Anti-personnel mines do not strongly affect vehicles. Each explosion damages the vehicle's Tracks or Wheels; no other system on any vehicle is affected. Vehicles have varying levels of damage that their tracks/wheels can withstand before they are immobilized, ranging from only a handful of hits (3-4 for jeeps) up to many (roughly 22 to immobilize a Sherman).
The crew of soft vehicles can be hurt by mine explosions, although this is rare except for the smallest (jeeps). Crew of armored vehicles cannot be hurt by mines.

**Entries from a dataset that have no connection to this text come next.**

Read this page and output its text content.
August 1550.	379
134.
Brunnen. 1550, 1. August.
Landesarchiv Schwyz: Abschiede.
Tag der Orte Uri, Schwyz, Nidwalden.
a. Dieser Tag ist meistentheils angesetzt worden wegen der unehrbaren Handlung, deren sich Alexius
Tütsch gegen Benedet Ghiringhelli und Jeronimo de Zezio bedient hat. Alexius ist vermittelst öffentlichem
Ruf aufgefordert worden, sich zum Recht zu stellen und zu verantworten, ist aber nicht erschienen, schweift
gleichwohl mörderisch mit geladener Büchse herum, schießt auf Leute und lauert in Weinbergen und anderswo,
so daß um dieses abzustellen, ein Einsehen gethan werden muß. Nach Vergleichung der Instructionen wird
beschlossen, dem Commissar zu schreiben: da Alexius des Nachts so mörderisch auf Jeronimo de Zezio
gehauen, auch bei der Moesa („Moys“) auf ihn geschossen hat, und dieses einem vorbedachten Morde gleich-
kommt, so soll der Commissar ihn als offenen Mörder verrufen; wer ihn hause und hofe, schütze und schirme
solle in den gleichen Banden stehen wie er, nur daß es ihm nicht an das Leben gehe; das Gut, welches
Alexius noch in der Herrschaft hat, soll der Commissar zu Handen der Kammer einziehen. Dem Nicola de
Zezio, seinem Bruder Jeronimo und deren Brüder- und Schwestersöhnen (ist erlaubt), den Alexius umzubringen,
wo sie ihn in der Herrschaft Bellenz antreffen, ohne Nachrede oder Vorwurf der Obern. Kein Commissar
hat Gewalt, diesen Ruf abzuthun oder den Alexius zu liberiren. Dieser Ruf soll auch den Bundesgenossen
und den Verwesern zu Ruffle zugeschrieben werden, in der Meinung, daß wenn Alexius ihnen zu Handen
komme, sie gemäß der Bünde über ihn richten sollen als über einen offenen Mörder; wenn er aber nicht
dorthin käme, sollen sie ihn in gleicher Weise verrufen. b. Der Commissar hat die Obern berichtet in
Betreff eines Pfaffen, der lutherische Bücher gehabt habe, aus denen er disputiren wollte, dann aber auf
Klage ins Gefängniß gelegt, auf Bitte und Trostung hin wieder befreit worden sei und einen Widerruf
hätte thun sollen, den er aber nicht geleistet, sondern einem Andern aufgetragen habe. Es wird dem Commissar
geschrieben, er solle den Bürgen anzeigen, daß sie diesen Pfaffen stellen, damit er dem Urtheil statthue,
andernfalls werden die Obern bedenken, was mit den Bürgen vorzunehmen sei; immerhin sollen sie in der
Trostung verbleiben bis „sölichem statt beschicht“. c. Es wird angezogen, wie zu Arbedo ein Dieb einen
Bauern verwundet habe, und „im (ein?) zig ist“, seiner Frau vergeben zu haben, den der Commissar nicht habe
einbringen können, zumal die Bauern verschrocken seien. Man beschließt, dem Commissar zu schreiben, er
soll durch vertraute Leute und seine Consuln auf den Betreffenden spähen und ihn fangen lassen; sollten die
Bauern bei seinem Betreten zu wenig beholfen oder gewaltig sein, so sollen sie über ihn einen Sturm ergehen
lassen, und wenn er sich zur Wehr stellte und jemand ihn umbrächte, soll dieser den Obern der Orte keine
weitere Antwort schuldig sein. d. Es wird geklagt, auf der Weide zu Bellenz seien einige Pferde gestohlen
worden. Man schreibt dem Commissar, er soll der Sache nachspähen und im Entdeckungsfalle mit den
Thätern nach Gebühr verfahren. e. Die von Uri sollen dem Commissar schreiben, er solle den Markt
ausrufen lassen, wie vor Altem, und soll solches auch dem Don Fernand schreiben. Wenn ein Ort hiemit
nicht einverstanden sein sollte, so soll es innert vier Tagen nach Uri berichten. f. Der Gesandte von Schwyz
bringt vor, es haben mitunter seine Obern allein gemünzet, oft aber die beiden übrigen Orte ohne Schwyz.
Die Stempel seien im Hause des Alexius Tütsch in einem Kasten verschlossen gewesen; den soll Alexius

All crew will be suppressed by mine explosions, and all will button up if they can after any mine hit. Passengers in trucks and armored vehicles seem to be immune to AP mine hits; even in jeeps injuries are rare.
AT Mines[edit | edit source]
Anti-tank mines cannot be triggered by infantry. However, their explosions are quite large and do affect nearby infantry. The effect is comparable to a 150mm HE shell exploding.
Anti-tank mine blasts always immobilize the vehicle that triggers them. Tanks and their crews are otherwise unaffected, except for suppression. Armored cars and halftracks can be destroyed, and their crews occasionally take injuries. Soft vehicles are destroyed and usually burn; crews seem to always be killed. Passengers in soft vehicles take heavy casualties -- 75% or more will be killed.